As explained in this TED talk by Dan Pink, extrinsic motivation is a great way to get people to do boring and repetitive tasks, but it actually harms performance on more creative tasks. Creativity is a surprisingly fragile thing. It comes from deep inside, and external concerns (most especially, "What will people think?") seem to scare it away. But that's a topic for another time.

Of course, intrinsic vs extrinsic motivation isn't a completely black and white distinction, and we probably can't survive entirely on one or the other (I aim for 90% intrinsic). I also doubt it's possible to simply "switch" from extrinsic to intrinsic motivation. It's a skill like anything else. It takes time to find your internal voice, learn when to trust it, and stop fearing outside opinion (closely related: ego-fear).

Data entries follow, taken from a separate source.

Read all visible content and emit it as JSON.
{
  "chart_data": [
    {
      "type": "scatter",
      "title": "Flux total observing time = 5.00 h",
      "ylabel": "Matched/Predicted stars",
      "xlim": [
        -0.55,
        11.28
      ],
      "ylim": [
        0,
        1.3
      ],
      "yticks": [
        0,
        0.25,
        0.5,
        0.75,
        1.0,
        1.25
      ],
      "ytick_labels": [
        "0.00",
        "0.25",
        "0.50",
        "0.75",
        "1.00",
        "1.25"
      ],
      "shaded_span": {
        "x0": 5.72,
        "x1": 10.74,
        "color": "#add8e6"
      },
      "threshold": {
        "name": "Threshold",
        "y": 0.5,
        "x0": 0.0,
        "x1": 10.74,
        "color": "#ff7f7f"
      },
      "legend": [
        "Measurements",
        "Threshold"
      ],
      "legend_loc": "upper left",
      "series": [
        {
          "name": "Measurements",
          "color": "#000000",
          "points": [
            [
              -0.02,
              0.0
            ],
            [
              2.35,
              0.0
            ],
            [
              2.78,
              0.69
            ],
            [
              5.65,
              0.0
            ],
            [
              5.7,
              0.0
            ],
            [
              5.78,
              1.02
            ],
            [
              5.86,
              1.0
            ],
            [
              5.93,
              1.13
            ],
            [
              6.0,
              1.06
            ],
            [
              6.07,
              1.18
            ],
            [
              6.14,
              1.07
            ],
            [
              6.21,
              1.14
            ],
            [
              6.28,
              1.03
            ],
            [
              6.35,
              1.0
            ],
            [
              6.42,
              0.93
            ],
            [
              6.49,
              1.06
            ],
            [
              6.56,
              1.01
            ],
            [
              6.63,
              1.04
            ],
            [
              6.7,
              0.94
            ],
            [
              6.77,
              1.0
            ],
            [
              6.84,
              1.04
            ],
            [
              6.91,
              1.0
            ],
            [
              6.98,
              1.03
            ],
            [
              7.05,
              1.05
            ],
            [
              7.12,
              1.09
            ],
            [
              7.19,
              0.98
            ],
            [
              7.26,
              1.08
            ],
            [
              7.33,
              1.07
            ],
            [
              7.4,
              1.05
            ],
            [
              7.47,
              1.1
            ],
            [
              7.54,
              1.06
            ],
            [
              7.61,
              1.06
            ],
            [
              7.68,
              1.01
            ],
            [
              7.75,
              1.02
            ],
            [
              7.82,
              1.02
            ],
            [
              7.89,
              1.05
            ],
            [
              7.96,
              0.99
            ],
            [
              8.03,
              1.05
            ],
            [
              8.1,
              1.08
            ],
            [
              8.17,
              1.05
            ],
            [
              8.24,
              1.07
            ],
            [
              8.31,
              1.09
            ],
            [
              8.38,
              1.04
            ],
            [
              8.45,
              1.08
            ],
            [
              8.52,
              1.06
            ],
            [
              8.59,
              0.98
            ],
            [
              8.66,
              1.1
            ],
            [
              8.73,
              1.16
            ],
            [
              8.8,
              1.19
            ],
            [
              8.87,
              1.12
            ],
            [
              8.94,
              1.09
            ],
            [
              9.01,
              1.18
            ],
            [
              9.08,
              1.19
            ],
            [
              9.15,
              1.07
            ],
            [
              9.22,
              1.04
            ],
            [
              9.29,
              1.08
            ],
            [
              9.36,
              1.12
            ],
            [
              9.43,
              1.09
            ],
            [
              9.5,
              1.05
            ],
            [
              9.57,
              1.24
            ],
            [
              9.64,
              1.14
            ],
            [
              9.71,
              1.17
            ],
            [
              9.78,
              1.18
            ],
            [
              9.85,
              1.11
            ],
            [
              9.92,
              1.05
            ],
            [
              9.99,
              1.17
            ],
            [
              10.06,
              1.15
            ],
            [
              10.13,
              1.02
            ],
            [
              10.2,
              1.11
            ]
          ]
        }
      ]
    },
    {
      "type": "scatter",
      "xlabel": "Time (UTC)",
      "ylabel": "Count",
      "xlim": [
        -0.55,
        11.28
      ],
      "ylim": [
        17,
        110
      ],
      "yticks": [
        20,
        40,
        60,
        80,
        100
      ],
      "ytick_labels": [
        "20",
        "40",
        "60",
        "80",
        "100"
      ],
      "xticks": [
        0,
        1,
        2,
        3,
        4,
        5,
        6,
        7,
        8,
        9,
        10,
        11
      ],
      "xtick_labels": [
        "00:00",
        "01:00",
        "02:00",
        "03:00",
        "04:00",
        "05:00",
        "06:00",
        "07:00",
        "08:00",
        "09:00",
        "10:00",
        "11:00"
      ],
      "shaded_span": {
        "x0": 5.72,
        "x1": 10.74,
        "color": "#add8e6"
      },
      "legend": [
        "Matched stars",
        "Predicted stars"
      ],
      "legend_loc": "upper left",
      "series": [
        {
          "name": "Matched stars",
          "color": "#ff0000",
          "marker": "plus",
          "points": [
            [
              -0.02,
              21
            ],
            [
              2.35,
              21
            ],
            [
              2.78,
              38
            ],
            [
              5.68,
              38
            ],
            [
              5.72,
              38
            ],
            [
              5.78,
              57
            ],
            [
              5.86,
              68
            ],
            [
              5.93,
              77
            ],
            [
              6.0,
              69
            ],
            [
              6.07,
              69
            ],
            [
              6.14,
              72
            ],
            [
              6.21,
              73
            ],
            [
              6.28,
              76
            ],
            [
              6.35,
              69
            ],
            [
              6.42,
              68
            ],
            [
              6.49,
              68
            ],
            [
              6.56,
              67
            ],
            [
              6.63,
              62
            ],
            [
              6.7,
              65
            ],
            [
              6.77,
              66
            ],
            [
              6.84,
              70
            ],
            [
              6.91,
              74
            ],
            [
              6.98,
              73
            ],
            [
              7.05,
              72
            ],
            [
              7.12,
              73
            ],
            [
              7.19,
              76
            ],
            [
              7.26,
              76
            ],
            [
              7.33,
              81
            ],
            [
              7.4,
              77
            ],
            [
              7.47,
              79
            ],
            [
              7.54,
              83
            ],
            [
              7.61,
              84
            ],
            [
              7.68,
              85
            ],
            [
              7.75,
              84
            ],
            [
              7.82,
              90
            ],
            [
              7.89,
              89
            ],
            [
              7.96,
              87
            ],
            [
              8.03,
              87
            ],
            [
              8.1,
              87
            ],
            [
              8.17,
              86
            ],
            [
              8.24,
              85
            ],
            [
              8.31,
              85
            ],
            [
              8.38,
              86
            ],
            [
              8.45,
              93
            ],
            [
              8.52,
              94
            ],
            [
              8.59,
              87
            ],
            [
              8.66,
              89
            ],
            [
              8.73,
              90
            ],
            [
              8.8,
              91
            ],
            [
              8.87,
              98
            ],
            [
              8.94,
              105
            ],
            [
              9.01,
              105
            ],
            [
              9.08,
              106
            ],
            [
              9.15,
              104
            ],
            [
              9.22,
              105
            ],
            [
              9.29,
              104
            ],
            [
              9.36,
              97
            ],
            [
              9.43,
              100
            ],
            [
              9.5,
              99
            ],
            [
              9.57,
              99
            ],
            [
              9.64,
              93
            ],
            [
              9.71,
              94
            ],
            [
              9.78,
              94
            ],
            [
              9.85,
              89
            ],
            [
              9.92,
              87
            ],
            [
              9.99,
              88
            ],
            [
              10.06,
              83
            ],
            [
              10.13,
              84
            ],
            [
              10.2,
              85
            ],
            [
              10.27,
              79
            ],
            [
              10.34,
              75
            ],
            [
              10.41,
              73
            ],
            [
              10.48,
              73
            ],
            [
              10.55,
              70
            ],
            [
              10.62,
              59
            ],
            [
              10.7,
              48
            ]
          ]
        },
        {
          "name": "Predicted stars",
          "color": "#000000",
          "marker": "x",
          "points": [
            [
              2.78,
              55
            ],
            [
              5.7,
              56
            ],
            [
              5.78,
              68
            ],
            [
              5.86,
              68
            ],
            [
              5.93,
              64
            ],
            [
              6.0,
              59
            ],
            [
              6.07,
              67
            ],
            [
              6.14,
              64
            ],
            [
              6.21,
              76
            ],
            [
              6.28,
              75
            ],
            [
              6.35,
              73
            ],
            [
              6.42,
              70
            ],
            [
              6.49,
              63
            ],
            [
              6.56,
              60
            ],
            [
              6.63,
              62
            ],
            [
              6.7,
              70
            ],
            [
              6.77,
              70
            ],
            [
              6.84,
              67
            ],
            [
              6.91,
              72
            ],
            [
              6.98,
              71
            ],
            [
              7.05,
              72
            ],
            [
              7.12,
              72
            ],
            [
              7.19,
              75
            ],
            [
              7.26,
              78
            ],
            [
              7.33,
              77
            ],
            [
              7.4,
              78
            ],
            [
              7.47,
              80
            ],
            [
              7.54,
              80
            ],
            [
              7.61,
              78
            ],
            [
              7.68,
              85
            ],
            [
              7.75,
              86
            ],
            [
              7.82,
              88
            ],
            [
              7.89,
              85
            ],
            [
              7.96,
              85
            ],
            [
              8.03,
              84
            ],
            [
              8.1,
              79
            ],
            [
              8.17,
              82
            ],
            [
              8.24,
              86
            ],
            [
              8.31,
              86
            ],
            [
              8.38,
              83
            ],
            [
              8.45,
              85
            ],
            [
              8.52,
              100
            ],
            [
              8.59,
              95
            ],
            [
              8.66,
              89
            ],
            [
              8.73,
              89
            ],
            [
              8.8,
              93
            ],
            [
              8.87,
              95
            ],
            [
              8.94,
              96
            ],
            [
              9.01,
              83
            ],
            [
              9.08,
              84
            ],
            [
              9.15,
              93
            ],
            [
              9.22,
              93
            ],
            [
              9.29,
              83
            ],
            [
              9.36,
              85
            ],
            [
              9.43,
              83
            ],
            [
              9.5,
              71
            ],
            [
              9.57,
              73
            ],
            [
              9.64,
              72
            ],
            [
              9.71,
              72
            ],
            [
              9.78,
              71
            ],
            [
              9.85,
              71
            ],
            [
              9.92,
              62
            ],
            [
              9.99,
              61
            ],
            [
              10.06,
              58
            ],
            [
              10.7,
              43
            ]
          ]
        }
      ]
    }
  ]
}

Amy Chua's book was about parenting. Her style is based on extrinsic motivation. How do we raise successful, intrinsically motivated children? I'm sure someone will leave book recommendations in the comments -- Alfie Kohn comes to mind. However, I suspect that one of the most important factors is how we live our own lives. If we demonstrate that work and creativity can actually be fun and enjoyable, that at least sets an example. If we first solve the puzzle for ourselves, we have a better chance of helping others to find their answer.